Markku Mäkilä, Matti Saarnisto and Oleg Kuznetsov
Proceedings of the 14th International Peat Congress
carbon-accumulation, climate, finland, holocene, peatlands, russian-karelia
Theme I. Inventory, stratigraphy and conservation of mires and peatlands
Holocene carbon accumulation was examined from 41 peat profiles throughout Finland and Russian Karelia, and climate variability was interpreted using records of carbon accumulation rates from three raised bogs in southern Finland and one near the White Sea in Russian Karelia. Natural succession, interacting with local factors and climate, leads to differences in vegetation species composition and thus in the productivity of the resulting vegetation types.
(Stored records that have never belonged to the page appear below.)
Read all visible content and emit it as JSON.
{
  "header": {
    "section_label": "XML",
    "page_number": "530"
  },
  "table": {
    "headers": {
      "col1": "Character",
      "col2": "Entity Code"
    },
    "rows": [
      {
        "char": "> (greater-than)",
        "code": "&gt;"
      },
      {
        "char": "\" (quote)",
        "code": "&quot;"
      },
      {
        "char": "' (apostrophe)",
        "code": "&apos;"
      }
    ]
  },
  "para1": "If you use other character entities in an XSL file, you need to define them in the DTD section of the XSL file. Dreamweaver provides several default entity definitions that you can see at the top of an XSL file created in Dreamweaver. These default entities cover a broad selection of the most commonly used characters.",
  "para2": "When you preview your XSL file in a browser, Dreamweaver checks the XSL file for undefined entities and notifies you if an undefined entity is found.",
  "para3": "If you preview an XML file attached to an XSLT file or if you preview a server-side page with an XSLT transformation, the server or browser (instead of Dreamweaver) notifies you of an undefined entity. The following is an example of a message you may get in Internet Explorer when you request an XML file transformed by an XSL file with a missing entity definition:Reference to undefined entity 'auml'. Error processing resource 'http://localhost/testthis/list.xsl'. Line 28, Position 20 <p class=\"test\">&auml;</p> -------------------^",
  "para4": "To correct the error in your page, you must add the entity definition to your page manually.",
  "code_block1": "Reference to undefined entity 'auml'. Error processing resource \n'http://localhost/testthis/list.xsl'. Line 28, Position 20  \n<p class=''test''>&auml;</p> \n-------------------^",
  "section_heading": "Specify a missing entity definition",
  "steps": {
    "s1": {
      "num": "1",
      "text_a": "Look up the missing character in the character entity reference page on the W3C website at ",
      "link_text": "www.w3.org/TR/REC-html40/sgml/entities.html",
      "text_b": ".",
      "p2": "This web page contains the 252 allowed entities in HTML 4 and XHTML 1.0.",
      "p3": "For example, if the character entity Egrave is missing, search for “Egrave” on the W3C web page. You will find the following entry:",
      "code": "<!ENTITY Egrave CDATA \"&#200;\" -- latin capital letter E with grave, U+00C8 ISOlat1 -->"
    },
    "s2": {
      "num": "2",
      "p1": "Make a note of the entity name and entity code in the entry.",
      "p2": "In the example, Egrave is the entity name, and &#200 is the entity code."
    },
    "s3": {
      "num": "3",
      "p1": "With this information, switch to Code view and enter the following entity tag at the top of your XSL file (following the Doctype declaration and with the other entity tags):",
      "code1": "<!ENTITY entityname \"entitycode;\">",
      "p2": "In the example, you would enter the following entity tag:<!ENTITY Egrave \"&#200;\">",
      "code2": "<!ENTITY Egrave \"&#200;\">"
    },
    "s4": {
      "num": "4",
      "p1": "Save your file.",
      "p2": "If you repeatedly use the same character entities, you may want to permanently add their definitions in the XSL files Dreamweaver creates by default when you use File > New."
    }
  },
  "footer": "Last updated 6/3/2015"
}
In sedge-dominated northern aapa mires, the natural development of mires and changes in the vegetation conditions have contributed more to the decreasing trend in carbon accumulation than climatic factors. The stratigraphy of raised bogs suggests that carbon exchange and accumulation have always been sensitive to the climatic fluctuations that have characterized the entire Holocene. A comparison was also made with a raised bog in the coastal area of the White Sea in Russian Karelia, which revealed a similar trend in carbon accumulation to that in the Finnish data, thus suggesting that climate fluctuations are the driving force and overshadow local factors.